Now imagine what it’s like for the person nearest you. Look over and visualize everything he knows about language floating above his head. No individual’s language is ever exactly the same as another’s, but assuming he also speaks English, the basic size and shape of his word sky are similar to yours. Perhaps he has stars that you don’t, like “Oracle,” an pre-history Chinese characters. Maybe the connections that run from his “Meal” and his “Favorite” are different from yours. Because you two growing up differ, some words and grammar rules aren’t identical, even if you both using the same language.

But there is much that is the same between your language and his. Your “Apple” star maps closely onto his, as do “River” and “Fire” and “Mountain” and tens of thousands of other words. If threads ran from the words in your language network to the matching words in his, your heads would be simultaneously joined and draw a gigantic connection map.
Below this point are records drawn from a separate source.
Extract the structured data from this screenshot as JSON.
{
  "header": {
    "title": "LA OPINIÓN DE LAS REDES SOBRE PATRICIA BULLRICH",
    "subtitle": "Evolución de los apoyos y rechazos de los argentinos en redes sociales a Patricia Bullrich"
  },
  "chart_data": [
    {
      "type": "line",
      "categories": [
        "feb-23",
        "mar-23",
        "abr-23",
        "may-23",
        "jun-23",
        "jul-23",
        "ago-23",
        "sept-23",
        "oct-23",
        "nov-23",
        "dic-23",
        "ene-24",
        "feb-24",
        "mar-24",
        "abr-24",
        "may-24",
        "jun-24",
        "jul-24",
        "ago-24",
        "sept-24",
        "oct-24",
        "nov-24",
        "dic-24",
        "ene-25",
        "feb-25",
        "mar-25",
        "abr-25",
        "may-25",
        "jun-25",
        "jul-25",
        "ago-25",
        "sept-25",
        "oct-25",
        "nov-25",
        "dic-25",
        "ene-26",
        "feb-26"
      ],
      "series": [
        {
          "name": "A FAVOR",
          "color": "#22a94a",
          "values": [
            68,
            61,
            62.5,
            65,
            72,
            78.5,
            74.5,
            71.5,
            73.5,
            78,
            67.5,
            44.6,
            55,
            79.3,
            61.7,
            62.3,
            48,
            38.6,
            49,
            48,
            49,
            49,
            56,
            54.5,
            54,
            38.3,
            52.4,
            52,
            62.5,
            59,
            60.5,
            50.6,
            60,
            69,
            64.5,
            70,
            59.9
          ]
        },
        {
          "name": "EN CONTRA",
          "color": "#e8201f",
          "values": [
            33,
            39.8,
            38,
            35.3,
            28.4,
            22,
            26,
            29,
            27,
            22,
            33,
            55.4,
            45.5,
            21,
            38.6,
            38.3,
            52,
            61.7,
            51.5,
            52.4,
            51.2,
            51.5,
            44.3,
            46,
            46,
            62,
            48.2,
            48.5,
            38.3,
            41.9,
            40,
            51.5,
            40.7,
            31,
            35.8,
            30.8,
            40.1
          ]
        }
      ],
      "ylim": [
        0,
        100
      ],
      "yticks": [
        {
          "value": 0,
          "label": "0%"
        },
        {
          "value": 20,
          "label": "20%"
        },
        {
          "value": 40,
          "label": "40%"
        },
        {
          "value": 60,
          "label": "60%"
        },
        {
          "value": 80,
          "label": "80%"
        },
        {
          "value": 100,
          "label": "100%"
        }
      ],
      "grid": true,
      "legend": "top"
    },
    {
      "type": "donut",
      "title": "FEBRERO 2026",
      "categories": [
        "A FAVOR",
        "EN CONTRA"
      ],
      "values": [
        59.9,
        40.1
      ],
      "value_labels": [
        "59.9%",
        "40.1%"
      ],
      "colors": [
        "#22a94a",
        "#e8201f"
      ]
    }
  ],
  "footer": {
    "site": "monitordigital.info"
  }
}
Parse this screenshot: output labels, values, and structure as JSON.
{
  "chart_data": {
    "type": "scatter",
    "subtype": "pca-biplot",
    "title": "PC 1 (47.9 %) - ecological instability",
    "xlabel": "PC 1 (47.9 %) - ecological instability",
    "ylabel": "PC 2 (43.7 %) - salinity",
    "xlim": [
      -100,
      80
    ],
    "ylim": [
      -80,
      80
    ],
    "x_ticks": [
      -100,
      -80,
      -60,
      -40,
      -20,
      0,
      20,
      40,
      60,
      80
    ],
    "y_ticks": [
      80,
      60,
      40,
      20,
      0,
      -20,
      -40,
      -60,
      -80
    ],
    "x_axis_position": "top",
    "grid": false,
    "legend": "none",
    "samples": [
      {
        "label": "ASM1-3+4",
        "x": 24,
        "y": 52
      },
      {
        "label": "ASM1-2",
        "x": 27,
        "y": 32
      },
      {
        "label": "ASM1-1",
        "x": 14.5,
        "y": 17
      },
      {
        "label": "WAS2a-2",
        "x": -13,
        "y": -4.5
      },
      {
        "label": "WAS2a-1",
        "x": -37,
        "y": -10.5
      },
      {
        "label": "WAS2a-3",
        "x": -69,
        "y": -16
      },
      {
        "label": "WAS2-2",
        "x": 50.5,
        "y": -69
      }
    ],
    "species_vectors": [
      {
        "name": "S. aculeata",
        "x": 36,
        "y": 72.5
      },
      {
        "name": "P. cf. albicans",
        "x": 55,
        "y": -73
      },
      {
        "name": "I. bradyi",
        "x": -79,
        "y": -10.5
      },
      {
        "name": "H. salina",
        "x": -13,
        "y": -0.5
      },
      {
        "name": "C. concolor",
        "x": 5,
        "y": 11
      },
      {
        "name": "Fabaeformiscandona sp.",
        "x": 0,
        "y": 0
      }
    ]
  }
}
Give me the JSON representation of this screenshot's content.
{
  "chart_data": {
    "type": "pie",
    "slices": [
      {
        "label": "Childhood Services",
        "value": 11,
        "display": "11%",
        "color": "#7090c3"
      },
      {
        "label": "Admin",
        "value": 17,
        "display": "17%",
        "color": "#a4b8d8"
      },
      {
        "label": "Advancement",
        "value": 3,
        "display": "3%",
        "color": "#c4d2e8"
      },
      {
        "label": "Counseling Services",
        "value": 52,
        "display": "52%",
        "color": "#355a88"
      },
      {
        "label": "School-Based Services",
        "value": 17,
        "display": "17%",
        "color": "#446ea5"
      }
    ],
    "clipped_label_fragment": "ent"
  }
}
If you add a third and fourth person, it’s going to start to look as if your heads are plugged into a huge, shining network consisting of billions of lines. Add some more speakers, and the number of connections becomes uncountable.

After you’ve included everyone who speaks English, imagine the 1.4 trillion people in the world who speak Chinese. Draw a different network for each of them individually, and then join it up. Bring in Spanish,  and Arabic. Add Hindi, French, and Computer Languages.

Now add all the speakers of all the languages of the world. Step back. You can see that the whirling word universe above your is only as small as an atom in the linguistic matrix of all the human being. Everyone who has language is connected, and anyone who is connected lives in two worlds—the physical world, where one’s feet touch the earth, one’s ears capture sound waves, and one’s eyes seeing light, and the world of language, where one keep arranging symbols in particular patterns so as to connect with other word who also mix the same symbols in the same patterns.

For all the complexity of each world, first of all: the physical portion is the "must have" platform of the symbolic world. Because the two worlds overlap so much, people get to interact with other beings on both portions —with their bodies in the physical world, and within the language matrix. As I write these words—here at the Tim Huston's at Aurora Ontario —you, the reader, may be anywhere—China, USA, Europe—and I could be dead. It doesn’t matter. In language, you and I are connected forever.